Understanding Downstream Investment in India – An Insight into Indirect FDI
November 12, 2023
Foreign Direct Investment (FDI) serves as a crucial pathway for foreign investors to enter the Indian market. This investment can be executed either directly or indirectly through an existing Indian entity, the latter being termed as “downstream investment” or “Indirect Foreign Direct Investment (IFDI).” In this article, we explore the nuances of downstream investment and the compliance requirements set forth by the Foreign Exchange Management Act, 1999 (FEMA).
Indirect Foreign Direct Investment – An Overview:
When a foreign investor chooses to invest in India through an Indian entity, it falls under the category of downstream investment or IFDI. FEMA governs these investments and mandates that Indian entities receiving IFDI must adhere to specific conditions, including entry routes, sectoral caps, and pricing guidelines.
Compliances Under FEMA (Mode of Payment and Reporting of Non-Debt Instruments) Regulations, 2019:
To ensure transparency and regulatory adherence, the Indian entity making downstream investment into another Indian entity must follow certain compliances:
Notification to DPIIT: The investing Indian entity needs to notify the Secretariat for Industrial Assistance, Department for Promotion of Industry and Internal Trade (DPIIT) within 30 days of the investment.
Form DI Filing with RBI: Additionally, the Indian entity or investment vehicle making downstream investment must file Form DI with the Reserve Bank of India (RBI) within 30 days from the date of allotment of equity instruments.

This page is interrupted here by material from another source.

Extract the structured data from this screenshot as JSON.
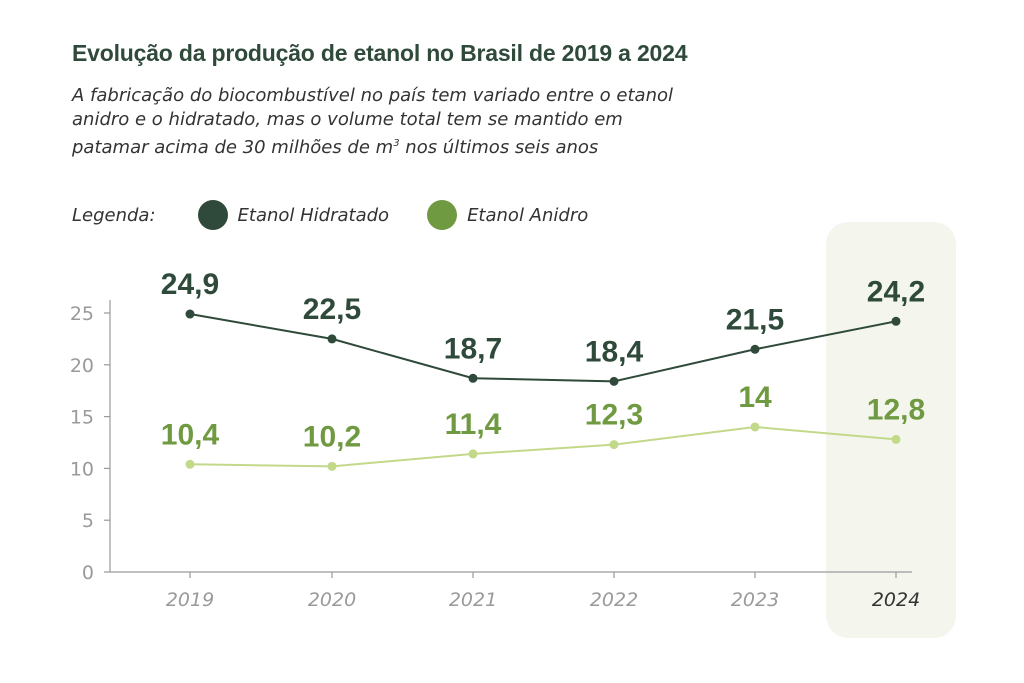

Understanding “Other Attendant Conditions”:
The term “other attendant conditions as applicable for foreign investment” remains broad and undefined in FEMA NDI Rules. However, Rule 9(6) of FEMA NDI Rules, dealing with deferred consideration and indemnity payable by Foreign Owned or Controlled Companies (FOCCs), sheds light on the concept. It specifies that deferred consideration should not exceed 25% of the total sale consideration, with a period not exceeding 18 months from the date of the transfer agreement.

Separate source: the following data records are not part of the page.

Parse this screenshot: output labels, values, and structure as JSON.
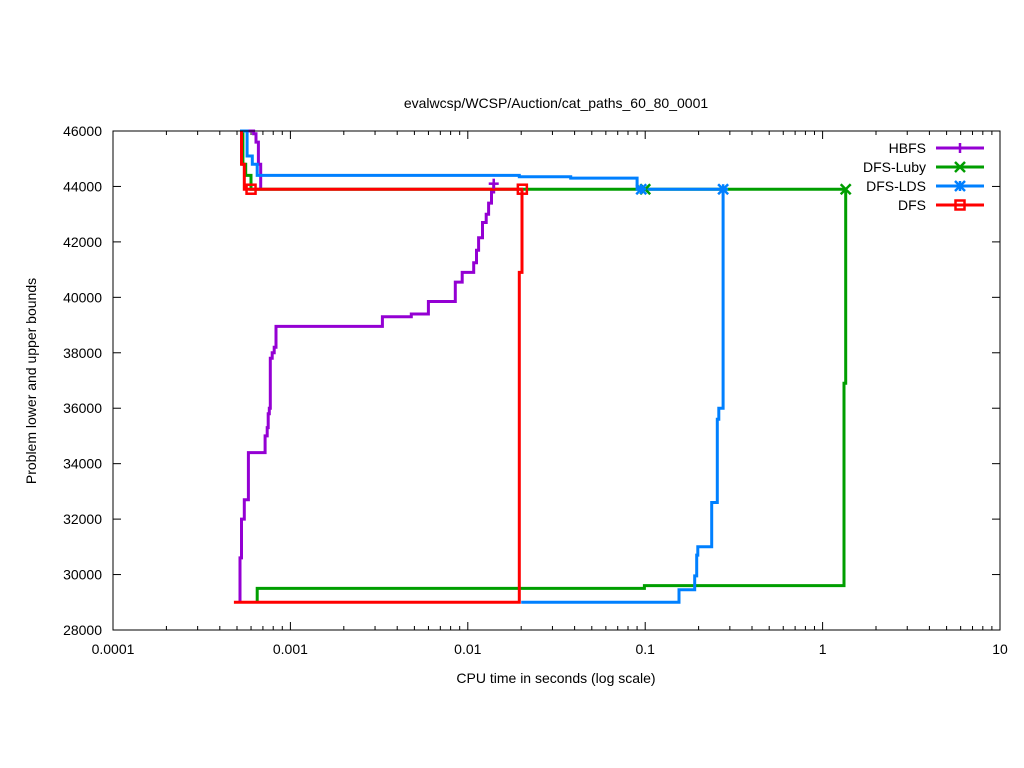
{
  "chart_data": {
    "type": "line",
    "title": "evalwcsp/WCSP/Auction/cat_paths_60_80_0001",
    "xlabel": "CPU time in seconds (log scale)",
    "ylabel": "Problem lower and upper bounds",
    "x_scale": "log",
    "xlim": [
      0.0001,
      10
    ],
    "ylim": [
      28000,
      46000
    ],
    "x_ticks": [
      {
        "value": 0.0001,
        "label": "0.0001"
      },
      {
        "value": 0.001,
        "label": "0.001"
      },
      {
        "value": 0.01,
        "label": "0.01"
      },
      {
        "value": 0.1,
        "label": "0.1"
      },
      {
        "value": 1,
        "label": "1"
      },
      {
        "value": 10,
        "label": "10"
      }
    ],
    "y_ticks": [
      {
        "value": 28000,
        "label": "28000"
      },
      {
        "value": 30000,
        "label": "30000"
      },
      {
        "value": 32000,
        "label": "32000"
      },
      {
        "value": 34000,
        "label": "34000"
      },
      {
        "value": 36000,
        "label": "36000"
      },
      {
        "value": 38000,
        "label": "38000"
      },
      {
        "value": 40000,
        "label": "40000"
      },
      {
        "value": 42000,
        "label": "42000"
      },
      {
        "value": 44000,
        "label": "44000"
      },
      {
        "value": 46000,
        "label": "46000"
      }
    ],
    "grid": false,
    "legend_position": "top-right",
    "series": [
      {
        "name": "HBFS",
        "color": "#9400d3",
        "marker": "plus",
        "lines": [
          {
            "role": "upper",
            "points": [
              [
                0.00055,
                46000
              ],
              [
                0.00062,
                46000
              ],
              [
                0.00062,
                45900
              ],
              [
                0.00064,
                45900
              ],
              [
                0.00064,
                45600
              ],
              [
                0.00066,
                45600
              ],
              [
                0.00066,
                44800
              ],
              [
                0.00068,
                44800
              ],
              [
                0.00068,
                43900
              ]
            ]
          },
          {
            "role": "lower",
            "points": [
              [
                0.00052,
                29000
              ],
              [
                0.00052,
                30600
              ],
              [
                0.00053,
                30600
              ],
              [
                0.00053,
                32000
              ],
              [
                0.00055,
                32000
              ],
              [
                0.00055,
                32700
              ],
              [
                0.00058,
                32700
              ],
              [
                0.00058,
                34400
              ],
              [
                0.00072,
                34400
              ],
              [
                0.00072,
                35000
              ],
              [
                0.00074,
                35000
              ],
              [
                0.00074,
                35300
              ],
              [
                0.00075,
                35300
              ],
              [
                0.00075,
                35800
              ],
              [
                0.00076,
                35800
              ],
              [
                0.00076,
                36000
              ],
              [
                0.00077,
                36000
              ],
              [
                0.00077,
                37800
              ],
              [
                0.00079,
                37800
              ],
              [
                0.00079,
                38000
              ],
              [
                0.00081,
                38000
              ],
              [
                0.00081,
                38200
              ],
              [
                0.00083,
                38200
              ],
              [
                0.00083,
                38950
              ],
              [
                0.0033,
                38950
              ],
              [
                0.0033,
                39300
              ],
              [
                0.0048,
                39300
              ],
              [
                0.0048,
                39400
              ],
              [
                0.006,
                39400
              ],
              [
                0.006,
                39850
              ],
              [
                0.0085,
                39850
              ],
              [
                0.0085,
                40550
              ],
              [
                0.0093,
                40550
              ],
              [
                0.0093,
                40900
              ],
              [
                0.0108,
                40900
              ],
              [
                0.0108,
                41250
              ],
              [
                0.0112,
                41250
              ],
              [
                0.0112,
                41700
              ],
              [
                0.0115,
                41700
              ],
              [
                0.0115,
                42150
              ],
              [
                0.0121,
                42150
              ],
              [
                0.0121,
                42700
              ],
              [
                0.0127,
                42700
              ],
              [
                0.0127,
                43000
              ],
              [
                0.0131,
                43000
              ],
              [
                0.0131,
                43400
              ],
              [
                0.0136,
                43400
              ],
              [
                0.0136,
                43800
              ],
              [
                0.014,
                43800
              ],
              [
                0.014,
                44100
              ]
            ]
          }
        ]
      },
      {
        "name": "DFS-Luby",
        "color": "#009e00",
        "marker": "cross",
        "lines": [
          {
            "role": "upper",
            "points": [
              [
                0.00052,
                46000
              ],
              [
                0.00054,
                46000
              ],
              [
                0.00054,
                44800
              ],
              [
                0.00056,
                44800
              ],
              [
                0.00056,
                44400
              ],
              [
                0.0006,
                44400
              ],
              [
                0.0006,
                43900
              ],
              [
                1.35,
                43900
              ]
            ]
          },
          {
            "role": "lower",
            "points": [
              [
                0.00065,
                29000
              ],
              [
                0.00065,
                29500
              ],
              [
                0.099,
                29500
              ],
              [
                0.099,
                29600
              ],
              [
                1.32,
                29600
              ],
              [
                1.32,
                36900
              ],
              [
                1.35,
                36900
              ],
              [
                1.35,
                43900
              ]
            ]
          }
        ]
      },
      {
        "name": "DFS-LDS",
        "color": "#0080ff",
        "marker": "star",
        "lines": [
          {
            "role": "upper",
            "points": [
              [
                0.00052,
                46000
              ],
              [
                0.00057,
                46000
              ],
              [
                0.00057,
                45100
              ],
              [
                0.00061,
                45100
              ],
              [
                0.00061,
                44800
              ],
              [
                0.00065,
                44800
              ],
              [
                0.00065,
                44400
              ],
              [
                0.0195,
                44400
              ],
              [
                0.0195,
                44350
              ],
              [
                0.038,
                44350
              ],
              [
                0.038,
                44300
              ],
              [
                0.09,
                44300
              ],
              [
                0.09,
                43900
              ],
              [
                0.275,
                43900
              ]
            ]
          },
          {
            "role": "lower",
            "points": [
              [
                0.02,
                29000
              ],
              [
                0.155,
                29000
              ],
              [
                0.155,
                29450
              ],
              [
                0.19,
                29450
              ],
              [
                0.19,
                29950
              ],
              [
                0.195,
                29950
              ],
              [
                0.195,
                30700
              ],
              [
                0.198,
                30700
              ],
              [
                0.198,
                31000
              ],
              [
                0.237,
                31000
              ],
              [
                0.237,
                32600
              ],
              [
                0.255,
                32600
              ],
              [
                0.255,
                35600
              ],
              [
                0.26,
                35600
              ],
              [
                0.26,
                36000
              ],
              [
                0.275,
                36000
              ],
              [
                0.275,
                43900
              ]
            ]
          }
        ]
      },
      {
        "name": "DFS",
        "color": "#ff0000",
        "marker": "square",
        "lines": [
          {
            "role": "upper",
            "points": [
              [
                0.00053,
                46000
              ],
              [
                0.00053,
                44800
              ],
              [
                0.00055,
                44800
              ],
              [
                0.00055,
                43900
              ],
              [
                0.0205,
                43900
              ]
            ]
          },
          {
            "role": "lower",
            "points": [
              [
                0.00048,
                29000
              ],
              [
                0.0195,
                29000
              ],
              [
                0.0195,
                40900
              ],
              [
                0.0202,
                40900
              ],
              [
                0.0202,
                43900
              ]
            ]
          }
        ]
      }
    ],
    "markers": [
      {
        "series": "HBFS",
        "x": 0.014,
        "y": 44100
      },
      {
        "series": "DFS-Luby",
        "x": 0.1,
        "y": 43900
      },
      {
        "series": "DFS-Luby",
        "x": 1.35,
        "y": 43900
      },
      {
        "series": "DFS-LDS",
        "x": 0.095,
        "y": 43900
      },
      {
        "series": "DFS-LDS",
        "x": 0.275,
        "y": 43900
      },
      {
        "series": "DFS",
        "x": 0.0006,
        "y": 43900
      },
      {
        "series": "DFS",
        "x": 0.0203,
        "y": 43900
      }
    ]
  }
}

Applicability of Rule 9(6) in the Context of Downstream Investment:
Rule 9(6) appears to be pertinent to the transfer of equity instruments between a person resident in India and a person resident outside India, focusing on the deferral payment condition. Notably, an Indian entity, even if foreign-owned or Controlled, is considered a “person resident in India” under FEMA NDI Rules.
Consequently, Rule 9(6) may not apply to the transfer of equity shares between resident sellers and FOCC, as both parties are considered residents in India. This interpretation aligns with the reporting requirements outlined in Form FC-TRS, which is not mandatory for transfers between two Indian residents.
In conclusion, a harmonious reading of FEMA provisions suggests that Rule 9(6) may not apply to the transfer of equity shares from a resident seller to a person resident in India, even if the latter is a FOCC.